To perform a KNN vector query in SQL, create a search index for the data table, create a mapping table for the search index, and then execute SQL statements. Procedure:

  1. Create a search index and configure a Vector field. For more information, see Use search indexes in the Tablestore console and Use Tablestore SDKs.

    Note

    If no Vector field is specified in the search index that you want to use, you can modify the schema of the search index to configure a Vector field. For more information, see Dynamically modify the schema of a search index.

    • The following figure shows how to create a search index in the Tablestore console.

      In this example, a search index named vector_query_table_index is created. The search index consists of the col_vector field of the Vector type and the col_keyword field of the String type. The col_vector field of the Vector type is mapped to the col_vector column of the String type in the data table.

      image

    • The following figure shows the schema of the search index.

      image

  2. Create a mapping table for the search index. For more information, see Use the SQL query feature in the Tablestore console and Use Tablestore SDKs to use the SQL query feature.

    1. In this example, a mapping table named vector_query_table__vector_query_table_index is created for the search index.

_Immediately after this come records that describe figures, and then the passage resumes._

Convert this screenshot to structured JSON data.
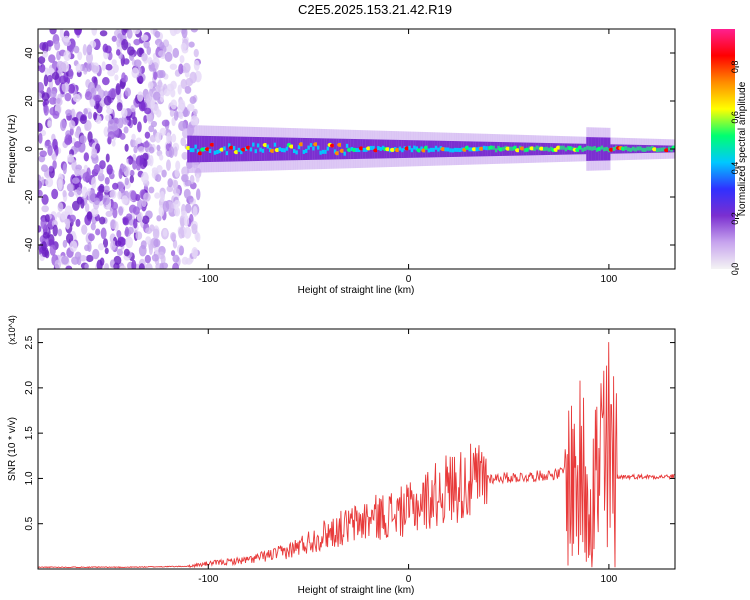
{
  "title": "C2E5.2025.153.21.42.R19",
  "colors": {
    "trace": "#e83a3a",
    "spectrogram_base": "#7b2fd0",
    "frame": "#000000"
  },
  "chart_data": [
    {
      "type": "heatmap",
      "xlabel": "Height of straight line (km)",
      "ylabel": "Frequency (Hz)",
      "xlim": [
        -185,
        133
      ],
      "ylim": [
        -50,
        50
      ],
      "x_ticks": [
        -100,
        0,
        100
      ],
      "y_ticks": [
        -40,
        -20,
        0,
        20,
        40
      ],
      "x_tick_labels": [
        "-100",
        "0",
        "100"
      ],
      "y_tick_labels": [
        "-40",
        "-20",
        "0",
        "20",
        "40"
      ],
      "colorbar": {
        "label": "Normalized spectral amplitude",
        "range": [
          0,
          0.95
        ],
        "ticks": [
          0,
          0.2,
          0.4,
          0.6,
          0.8
        ],
        "tick_labels": [
          "0.0",
          "0.2",
          "0.4",
          "0.6",
          "0.8"
        ],
        "colors": [
          "#f4f4f4",
          "#c7a4ee",
          "#7b2fd0",
          "#3030ff",
          "#00c8ff",
          "#00ff70",
          "#ffff00",
          "#ff8c00",
          "#ff0000",
          "#ff2090"
        ]
      },
      "features": {
        "noise_region_x": [
          -185,
          -110
        ],
        "band_start_x": -110,
        "band_center_hz": 0,
        "band_halfwidth_hz_near_start": 8,
        "band_halfwidth_hz_far": 2,
        "burst_near_x": 95
      }
    },
    {
      "type": "line",
      "xlabel": "Height of straight line (km)",
      "ylabel": "SNR (10 * v/v)",
      "scale_label": "(x10^4)",
      "xlim": [
        -185,
        133
      ],
      "ylim": [
        0,
        2.65
      ],
      "x_ticks": [
        -100,
        0,
        100
      ],
      "y_ticks": [
        0.5,
        1.0,
        1.5,
        2.0,
        2.5
      ],
      "x_tick_labels": [
        "-100",
        "0",
        "100"
      ],
      "y_tick_labels": [
        "0.5",
        "1.0",
        "1.5",
        "2.0",
        "2.5"
      ],
      "series": [
        {
          "values_description_points": [
            [
              -185,
              0.02
            ],
            [
              -140,
              0.02
            ],
            [
              -110,
              0.03
            ],
            [
              -100,
              0.06
            ],
            [
              -80,
              0.1
            ],
            [
              -60,
              0.2
            ],
            [
              -40,
              0.4
            ],
            [
              -20,
              0.55
            ],
            [
              0,
              0.65
            ],
            [
              20,
              0.9
            ],
            [
              40,
              1.0
            ],
            [
              60,
              1.02
            ],
            [
              75,
              1.05
            ],
            [
              85,
              1.2
            ],
            [
              95,
              1.3
            ],
            [
              98,
              2.6
            ],
            [
              100,
              1.8
            ],
            [
              105,
              1.05
            ],
            [
              115,
              1.03
            ],
            [
              133,
              1.02
            ]
          ]
        }
      ]
    }
  ]
}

The data type of the field to which the Vector field named col_vector in the mapping table mapped is MEDIUMTEXT in SQL. For more information, see Create mapping tables for search indexes.

      You can execute the following sample SQL statement to create the mapping table:

      CREATE TABLE `vector_query_table__vector_query_table_index`(
          `col_vector` MEDIUMTEXT,
          `col_keyword` MEDIUMTEXT
      )
      ENGINE='searchindex',
      ENGINE_ATTRIBUTE='{"index_name":"vector_query_table_index","table_name":"vector_query_table"}';
    2. (Optional) After you create a mapping table for the search index, you can perform the following operations based on your business requirements.

      Query information about a table

      Execute the following SQL statement to query information about the mapping table for the search index:

      DESCRIBE vector_query_table__vector_query_table_index;

      The following figure shows the query results.

      image

      Query data in a table

      Execute the following SQL statement to query data in the mapping table for the search index:

      SELECT * FROM vector_query_table__vector_query_table_index;

      The following figure shows the query results. For example, the vector_query_table__vector_query_table_index mapping table for the search index contains 10 rows of data.

      image

  3. Perform a KNN vector query to query data. For more information, see Query data.

    The following sample SQL statement provides an example on how to query the top 5 values in the col_vector column that have the highest similarity to [1.5, 2.0, 2.5, 1.7] and display the relevance scores of the query results:

    SELECT *,SCORE() FROM vector_query_table__vector_query_table_index WHERE VECTOR_QUERY_FLOAT32(col_vector, "[1.5, 2.0, 2.5, 1.7]", 5) limit 5;

    The following figure shows the query results.

    image

Limits

  • You can use the VECTOR_QUERY_FLOAT32 function only when you query data by using a mapping table that is created for a search index.

  • When you use the VECTOR_QUERY_FLOAT32 function, you must use the LIMIT clause. You cannot use the HAVING clause.

  • The VECTOR_QUERY_FLOAT32 function can only be used as a WHERE clause of a SELECT statement but cannot be used as a column expression of the SELECT statement, as an aggregate function, or for grouping or sorting.

  • You must use the SCORE() function together with the VECTOR_QUERY_FLOAT32 function. You cannot use the SCORE() function separately.

  • The SCORE() function can only be used as a column expression of a SELECT statement. It cannot be used as a WHERE clause of a SELECT statement, as an aggregation function, or for sorting.